How to Deal with the Holidays During a Separation and/or Divorce

The holidays are usually a time of happiness but they can also be stressful. Normal stresses of the holiday are family coming to town, shopping for everyone on your list, decorating, and the normal hustle and bustle during this time. However, if you are going through a separation and/or divorce, this time can add more stress to an already tense situation.

There are some important ideas to keep in mind when navigating this new journey along with navigating the holidays. The most important thing you can do is to remember to keep your children first. Do not let your emotions guide your next steps. Your children need to feel as though life will be okay with this new change. Even though there is a sense of loss, children need the stability of both parents being there for them.

Following these simple steps will help everyone keep their sanity throughout the holidays.

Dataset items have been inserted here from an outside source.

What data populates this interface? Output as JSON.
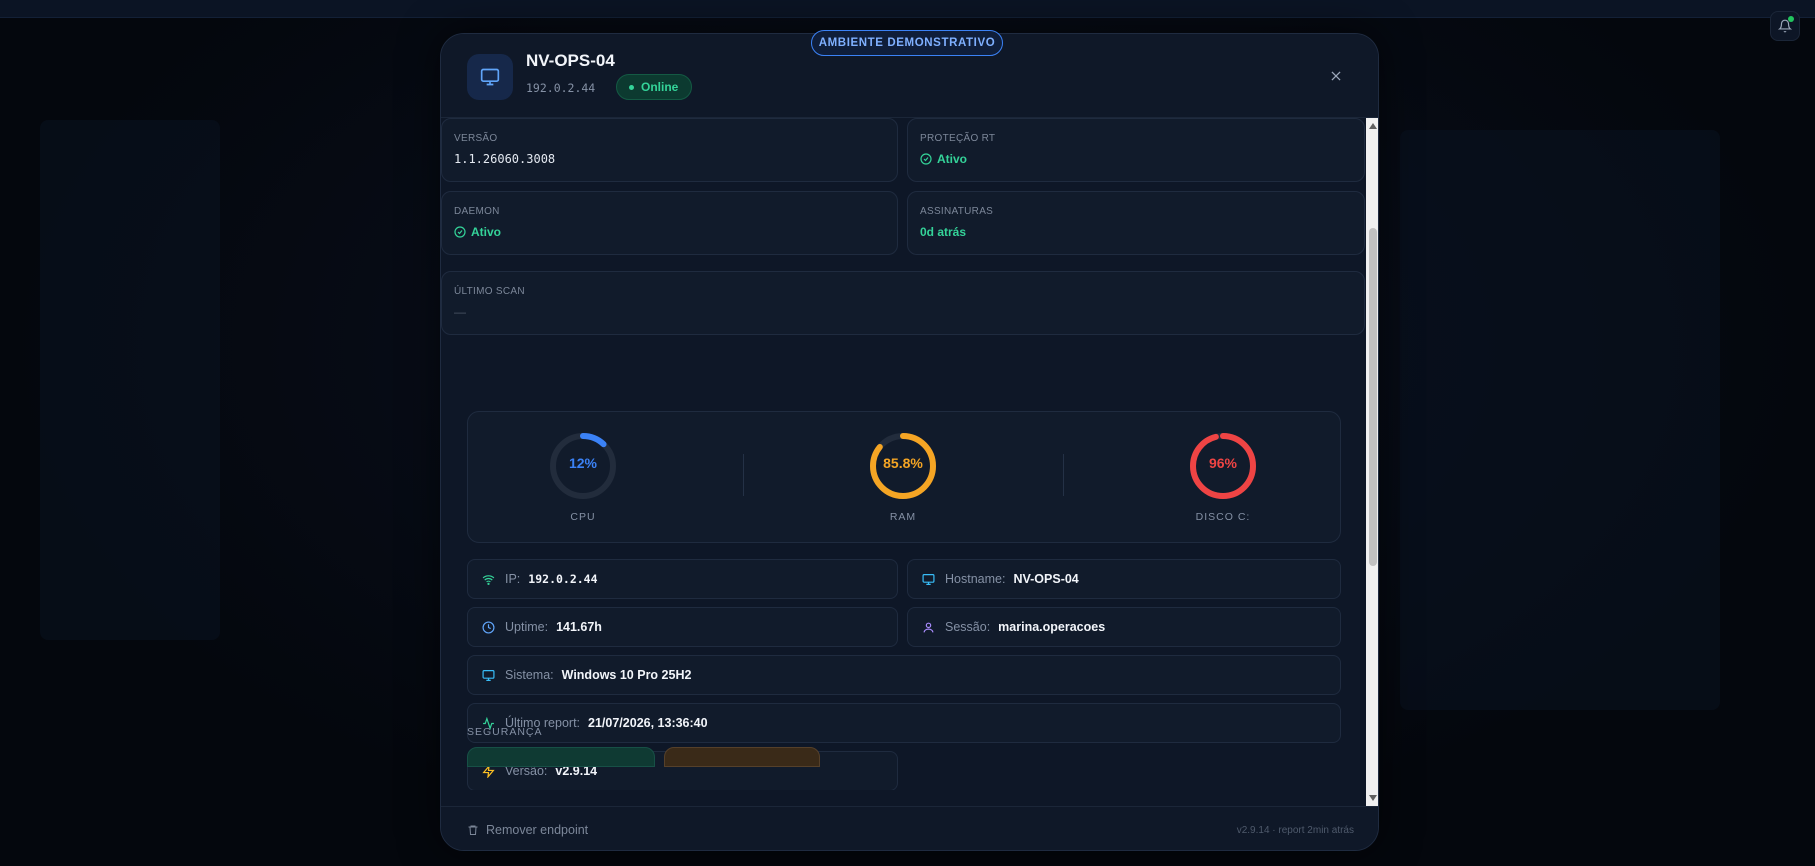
{
  "badge": "AMBIENTE DEMONSTRATIVO",
  "device": {
    "name": "NV-OPS-04",
    "ip": "192.0.2.44",
    "status": "Online",
    "icon": "monitor-icon"
  },
  "cards": {
    "versao": {
      "label": "VERSÃO",
      "value": "1.1.26060.3008"
    },
    "protecao": {
      "label": "PROTEÇÃO RT",
      "value": "Ativo"
    },
    "daemon": {
      "label": "DAEMON",
      "value": "Ativo"
    },
    "assinaturas": {
      "label": "ASSINATURAS",
      "value": "0d atrás"
    },
    "ultimo_scan": {
      "label": "ÚLTIMO SCAN",
      "value": "—"
    }
  },
  "gauges": [
    {
      "name": "CPU",
      "label": "12%",
      "value": 12,
      "color": "#3b82f6"
    },
    {
      "name": "RAM",
      "label": "85.8%",
      "value": 85.8,
      "color": "#f5a524"
    },
    {
      "name": "DISCO C:",
      "label": "96%",
      "value": 96,
      "color": "#ef4444"
    }
  ],
  "info": {
    "ip": {
      "key": "IP:",
      "value": "192.0.2.44",
      "icon": "wifi-icon"
    },
    "hostname": {
      "key": "Hostname:",
      "value": "NV-OPS-04",
      "icon": "monitor-icon"
    },
    "uptime": {
      "key": "Uptime:",
      "value": "141.67h",
      "icon": "clock-icon"
    },
    "sessao": {
      "key": "Sessão:",
      "value": "marina.operacoes",
      "icon": "user-icon"
    },
    "sistema": {
      "key": "Sistema:",
      "value": "Windows 10 Pro 25H2",
      "icon": "monitor-icon"
    },
    "ultimo_report": {
      "key": "Último report:",
      "value": "21/07/2026, 13:36:40",
      "icon": "activity-icon"
    },
    "versao": {
      "key": "Versão:",
      "value": "v2.9.14",
      "icon": "bolt-icon"
    }
  },
  "security_title": "SEGURANÇA",
  "footer": {
    "remove_label": "Remover endpoint",
    "meta": "v2.9.14 · report 2min atrás"
  },
  "colors": {
    "accent": "#3b82f6",
    "success": "#34d399",
    "warning": "#f5a524",
    "danger": "#ef4444"
  }
}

  • The most important step is to develop a clear plan on parenting schedules.
    • Be sure to have the days planned out for what parent has what days and what pick up and drop off will look like. This is so important to keep in mind so the children never have to ask questions (and you will know exactly what to say if they do).
    • If the two parties are having difficulty deciding the schedule, find a third party that could help mediate the scheduling. This part should not involve the children. Remember, spending time with both parents is good for your children. Do not try to keep them from the other parent.
    • Even though they are children, be honest with them. Keep the details on their level and to what they need to know. Children are very intuitive and being honest with them will help with their grasp of the situation.
  • Don’t fish for answers from the children regarding the other parent.
    • Be sure to welcome them home and ask questions about their time away. However, do not ask them questions regarding what the other parent did or didn’t do.
    • Don’t use the children has pawn pieces to help with your fight against the other parent. Be supportive and listen in a positive manner.
  • Be aware of everyone’s feelings.
    • Talk to your friends or other family members regarding your own feelings. Don’t speak to the children about how you feel. This will make them feel as though they need to choose the better parent.
    • You can speak with your children about how they feel but be open minded to their feelings. Don’t try to place the blame on the other parent.
    • Don’t be alone during the holidays. If your children are with the other parent, go visit friends and family during that time. Your feelings are not invalid but spending time with others will help pull you out of your funk.
  • Try to keep your traditions, even if they are a little different, and you can create new traditions.
    • These traditions will stay with your children throughout their life. Keep as many of the old traditions so they don’t lose those special things along with what they are losing. However, if those traditions bring up negative emotions, then it is okay to scratch those.
    • Create new traditions that you celebrate with them while they are with you. That could be anything from cooking to watching a certain holiday movie(s).
  • Do something for someone else.
    • Donate time to shelters, food pantries, soup kitchens, or anything where you are helping others. This will help you find things to be grateful for if that is an area you are struggling with while helping others!
  • Be patient and remember that it isn’t about the “stuff” but the memories.
    • This new “loss/change” will take some time to get used to especially during this time. You may not be able to do everything you want this year but it will eventually straighten itself out.